Featured in Autograph January 2010

Carla Laemmle publicity photo from the 1920s

Carla Laemmle, the last living link to The Phantom of the Opera and Dracula, celebrated her 100th birthday last October 26. A celebration was held on Soundstage 28 at Universal Studios, and Ms. Laemmle returned to the set where she played the prima ballerina in Phantom of the Opera in 1925.

I interviewed her on the eve of her centennial celebration, and Carla Laemmle’s voice was clear and her mind sharp. Earlier this year she even penned a book with Daniel Kinske, Growing Up With Monsters. Her roots in Hollywood date back to 1921, when she arrived from Chicago at the age of 11. Her uncle, Carl Laemmle, founded Universal Studios, and she describes growing up on the studio lot as a magical time, a kind of perpetual fantasy world. It was while working for the studio that Laemmle played roles in two of the greatest horror films ever produced.

Laemmle became a cult figure in horror fandom. “I’ve been getting mail nearly every day from all over the world,” she says. Always an accommodating signer, Laemmle is flattered by the attention she still receives, but keeps it in perspective: “They praise me and flatter me so much that you can’t take it too seriously.” After all, she was only 16 years old when she performed in Phantom. Fans continue to request autographs and sometimes send gifts in the mail. “I just received a wonderful letter from an artist in Canada. The portrait he did of Lon Chaney is really excellent!”
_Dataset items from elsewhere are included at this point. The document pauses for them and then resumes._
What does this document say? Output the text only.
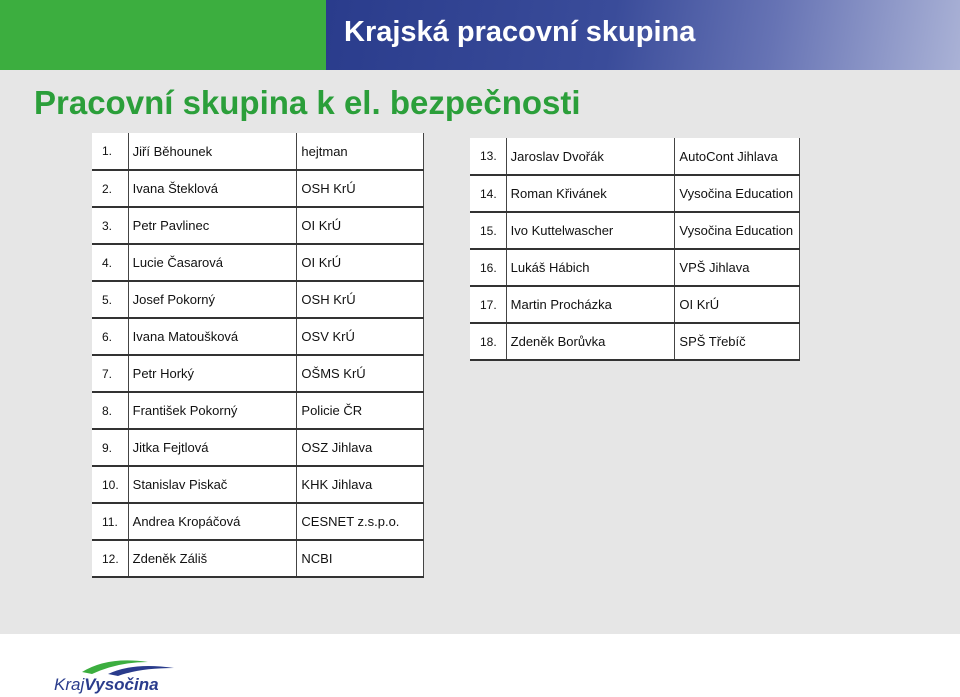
Krajská pracovní skupina
Pracovní skupina k el. bezpečnosti
1.	Jiří Běhounek	hejtman
2.	Ivana Šteklová	OSH KrÚ
3.	Petr Pavlinec	OI KrÚ
4.	Lucie Časarová	OI KrÚ
5.	Josef Pokorný	OSH KrÚ
6.	Ivana Matoušková	OSV KrÚ
7.	Petr Horký	OŠMS KrÚ
8.	František Pokorný	Policie ČR
9.	Jitka Fejtlová	OSZ Jihlava
10.	Stanislav Piskač	KHK Jihlava
11.	Andrea Kropáčová	CESNET z.s.p.o.
12.	Zdeněk Záliš	NCBI
13.	Jaroslav Dvořák	AutoCont Jihlava
14.	Roman Křivánek	Vysočina Education
15.	Ivo Kuttelwascher	Vysočina Education
16.	Lukáš Hábich	VPŠ Jihlava
17.	Martin Procházka	OI KrÚ
18.	Zdeněk Borůvka	SPŠ Třebíč
KrajVysočina
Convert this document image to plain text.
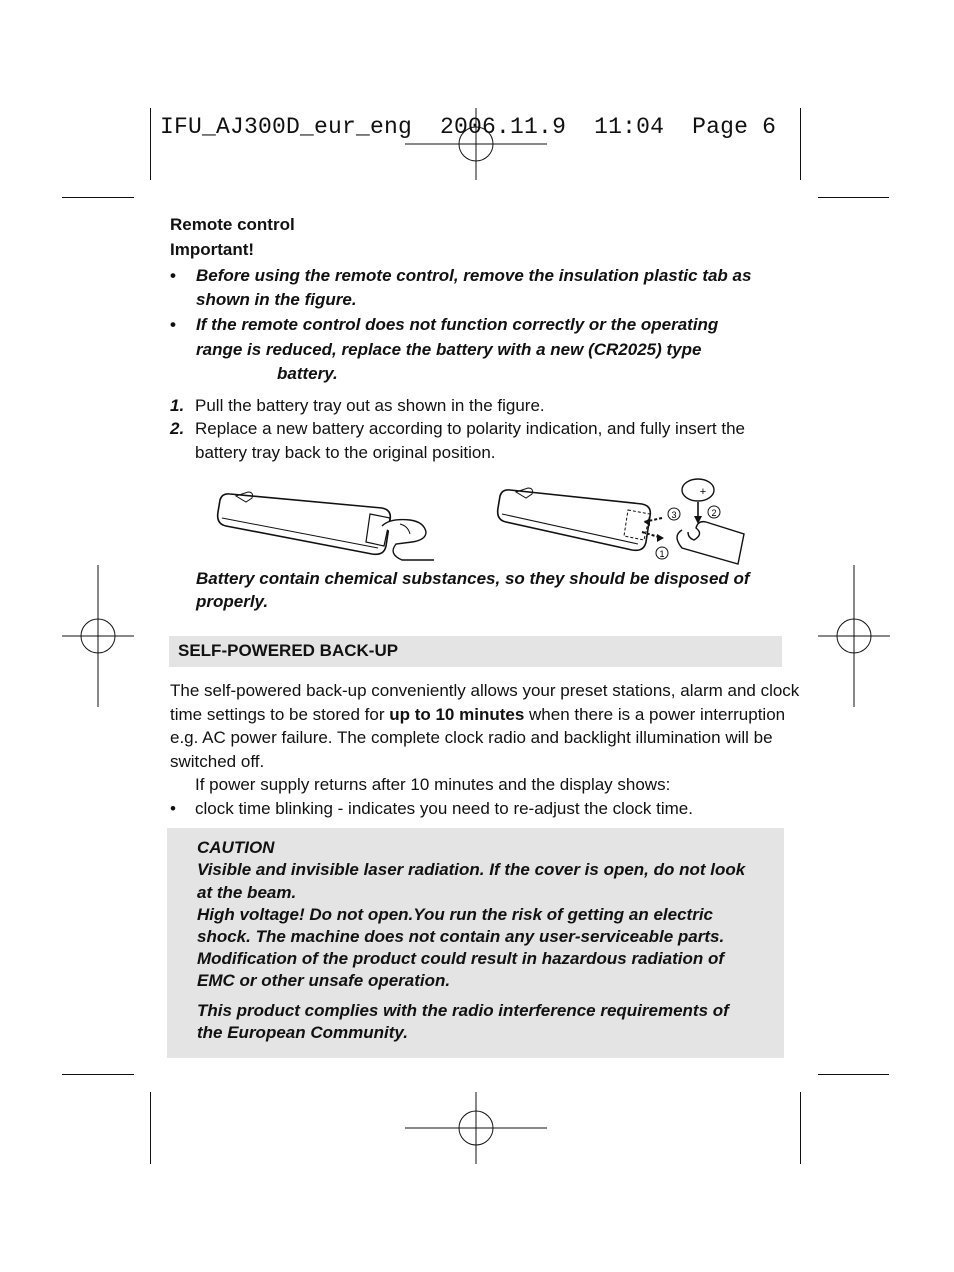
IFU_AJ300D_eur_eng  2006.11.9  11:04  Page 6
Remote control
Important!
• Before using the remote control, remove the insulation plastic tab as
shown in the figure.
• If the remote control does not function correctly or the operating
range is reduced, replace the battery with a new (CR2025) type
battery.
1. Pull the battery tray out as shown in the figure.
2. Replace a new battery according to polarity indication, and fully insert the
battery tray back to the original position.
+
1
2
3
Battery contain chemical substances, so they should be disposed of
properly.
SELF-POWERED BACK-UP
The self-powered back-up conveniently allows your preset stations, alarm and clock
time settings to be stored for up to 10 minutes when there is a power interruption
e.g. AC power failure. The complete clock radio and backlight illumination will be
switched off.
If power supply returns after 10 minutes and the display shows:
• clock time blinking - indicates you need to re-adjust the clock time.
CAUTION
Visible and invisible laser radiation. If the cover is open, do not look
at the beam.
High voltage! Do not open.You run the risk of getting an electric
shock. The machine does not contain any user-serviceable parts.
Modification of the product could result in hazardous radiation of
EMC or other unsafe operation.
This product complies with the radio interference requirements of
the European Community.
Unsigned window card for the 1925 Phantom of the Opera sold in 2009 for $7,768, courtesy of Heritage Auctions

Of Chaney’s role as the phantom, Laemmle says, “It was a closed set. I was only in the ballet sequence at the beginning, and they didn’t allow anyone in the room when the unmasking scene was being made.”

The scene Laemmle is referring to is one of the most iconic in movie history. The phantom’s mask is removed, revealing his hideously deformed face. “Only the people who were involved with the scenes were able to be on the set. It added shock value by keeping it a secret.”
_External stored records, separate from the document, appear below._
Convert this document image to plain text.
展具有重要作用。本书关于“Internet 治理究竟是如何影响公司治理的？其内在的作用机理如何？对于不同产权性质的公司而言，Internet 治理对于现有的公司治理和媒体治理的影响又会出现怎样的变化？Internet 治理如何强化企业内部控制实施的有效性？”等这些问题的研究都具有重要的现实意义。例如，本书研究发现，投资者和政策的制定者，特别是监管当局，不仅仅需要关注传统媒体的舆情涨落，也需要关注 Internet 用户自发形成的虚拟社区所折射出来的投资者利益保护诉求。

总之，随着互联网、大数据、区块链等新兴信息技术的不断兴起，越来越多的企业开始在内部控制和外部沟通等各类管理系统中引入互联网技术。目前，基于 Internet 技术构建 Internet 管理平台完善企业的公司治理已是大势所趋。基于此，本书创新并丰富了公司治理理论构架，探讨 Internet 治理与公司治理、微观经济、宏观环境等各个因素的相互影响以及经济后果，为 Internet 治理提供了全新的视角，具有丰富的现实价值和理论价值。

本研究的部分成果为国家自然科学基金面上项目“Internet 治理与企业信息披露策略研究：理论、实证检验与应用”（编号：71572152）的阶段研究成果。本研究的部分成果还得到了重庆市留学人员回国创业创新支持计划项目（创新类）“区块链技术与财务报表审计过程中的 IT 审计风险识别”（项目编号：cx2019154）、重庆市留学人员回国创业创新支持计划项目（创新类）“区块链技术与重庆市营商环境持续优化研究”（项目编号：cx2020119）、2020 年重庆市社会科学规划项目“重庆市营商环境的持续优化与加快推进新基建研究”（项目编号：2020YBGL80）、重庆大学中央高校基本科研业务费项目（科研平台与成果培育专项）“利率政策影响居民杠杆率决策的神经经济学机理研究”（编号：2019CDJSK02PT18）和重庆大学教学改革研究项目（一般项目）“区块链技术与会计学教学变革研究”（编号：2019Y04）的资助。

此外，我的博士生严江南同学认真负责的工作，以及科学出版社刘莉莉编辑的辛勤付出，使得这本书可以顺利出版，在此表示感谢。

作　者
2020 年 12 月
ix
In 1931 Laemmle delivered the first lines in another Universal classic, Dracula. “I was in the carriage and just read the lines that were right in front of me.” Seventy-eight years later, she recites them from memory: “Among the rugged peaks that frown down upon the Borgo Pass, are found crumbling castles of a bygone age.”

Even while it was being filmed, Laemmle felt Dracula was unique. “It was the first talking picture—the first sound horror movie being made. We knew there would be quite a bit of special interest in it. It was no longer just silent movies. That’s what set it apart at the time and made it special.”

Laemmle, who was trained in ballet, would go on to use her dance skills in musicals throughout Hollywood in the 1920s and 1930s. “I worked at every studio—MGM, Universal, Warner Brothers, RKO.” Thinking back to what the town was like during the early days, Laemmle feels the actors were much more approachable and visibly appreciative: “They were very gracious in those days. They knew how valuable being accessible was and were very nice.”

Carla Laemmle exudes these qualities today, something autograph collectors and horror film aficionados appreciate. Surprisingly, she is not a huge horror fan. She never even auditioned for the part in Dracula but was called in by Universal at the last minute. No director was present when the scene was filmed on a back lot, with men rocking the carriage to and fro to create the illusion of motion. “I’m not interested in horror movies at all!” Laemmle says. “But I like to watch Dracula and Phantom of the Opera when they are on.”